Women’s magazines tend to drive me nuts (not nuts enough not to buy them) because of the physiques they feature–among other things.
Fitness magazine is one of the worst for featuring skeletal “exercise models” who look as though they’ve never touched a dumbbell in their lives.
If you appreciate seeing women with some muscle tone, Oxygen magazine, on the other hand, features gals who train with weights and look like it. I’m not talking about steroid-bulked hulkettes but good-looking women with a level of muscular development that’s attainable without ’roids or HGH (just lots and lots of hours in the gym).
The February issue of More magazine includes a two-part article written by two friends who have entirely different approaches to food and body weight. One woman is a size 12 who enjoys food and says that once she made peace with her (not really very large) body, she got a lot more sane about food. She talks about her irritation with her friend who wears a size 6 and follows a very regimented food plan.

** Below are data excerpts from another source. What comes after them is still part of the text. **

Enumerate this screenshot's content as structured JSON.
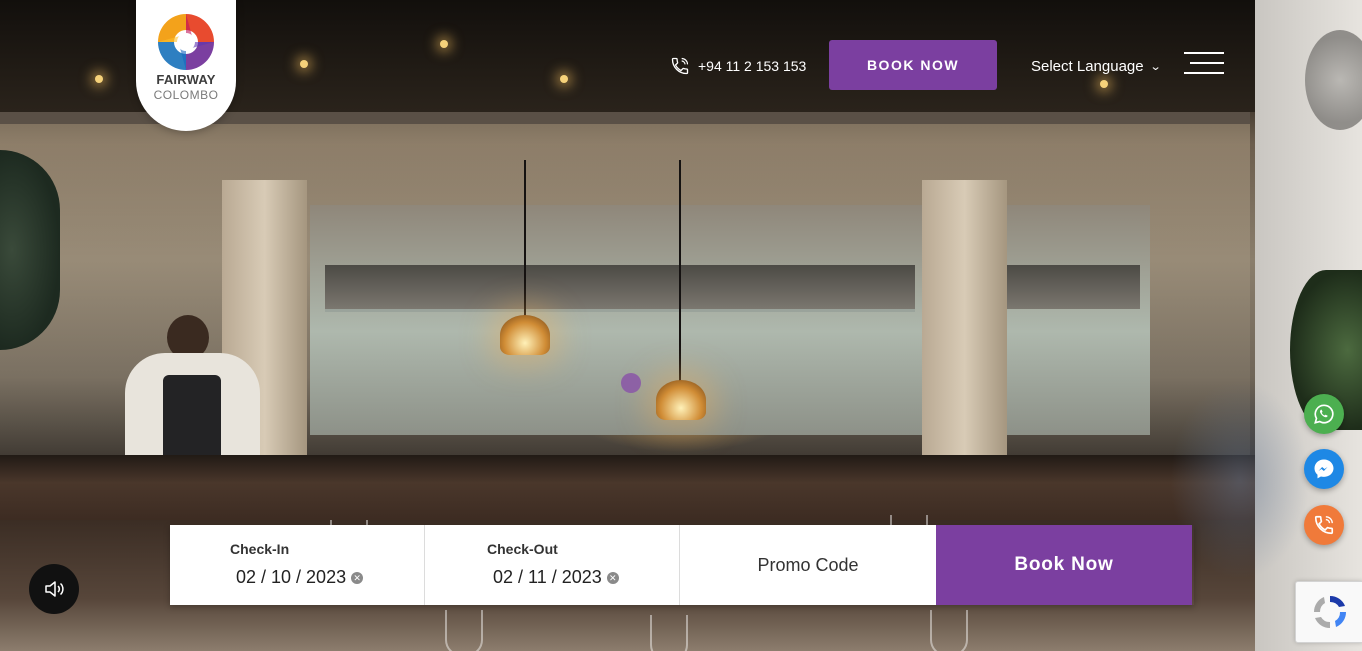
{
  "brand": {
    "name": "FAIRWAY",
    "city": "COLOMBO"
  },
  "header": {
    "phone": "+94 11 2 153 153",
    "book_now": "BOOK NOW",
    "language": "Select Language"
  },
  "booking": {
    "checkin_label": "Check-In",
    "checkin_value": "02 / 10 / 2023",
    "checkout_label": "Check-Out",
    "checkout_value": "02 / 11 / 2023",
    "promo": "Promo Code",
    "submit": "Book Now"
  },
  "icons": {
    "whatsapp": "whatsapp-icon",
    "messenger": "messenger-icon",
    "phone": "phone-icon",
    "sound": "speaker-icon",
    "recaptcha": "recaptcha-icon"
  },
  "colors": {
    "accent": "#7b3fa0",
    "whatsapp": "#4caf50",
    "messenger": "#1e88e5",
    "call": "#f07a3a"
  }
}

The regimented friend also has her say, explaining that she used to be overweight and has been able to lose weight and keep it off by participating in a 12-step program. Her program requires her to weigh or measure everything she eats, and she follows very specific, indeed, rigid rules. She never deviates from her food plan–which means never eating dessert or drinking wine, for instance.
Although the article was interesting, I was somewhat bothered that it seemed to suggest that rigid rules (and zero indulgences) are required in order to maintain weight loss. The successes of the people who belong to the National Weight Control Registry suggest otherwise.
In a nutshell, NWCR members are people who have lost at least 30 pounds and kept it off for at least a year. (Once I get to the one-year anniversary of my weight loss, I plan to sign up.) From what I read, these successful "losers" stay on track through exercise, portion control, and healthy food choices. Portion control and exercise in particular help give people the flexibility to have dessert now and then–unlike the size 6 woman in More. It’s great that she’s maintained her loss, and it may be that rigid control is the ticket for her. I just don’t think that works–or is necessary–for most of us.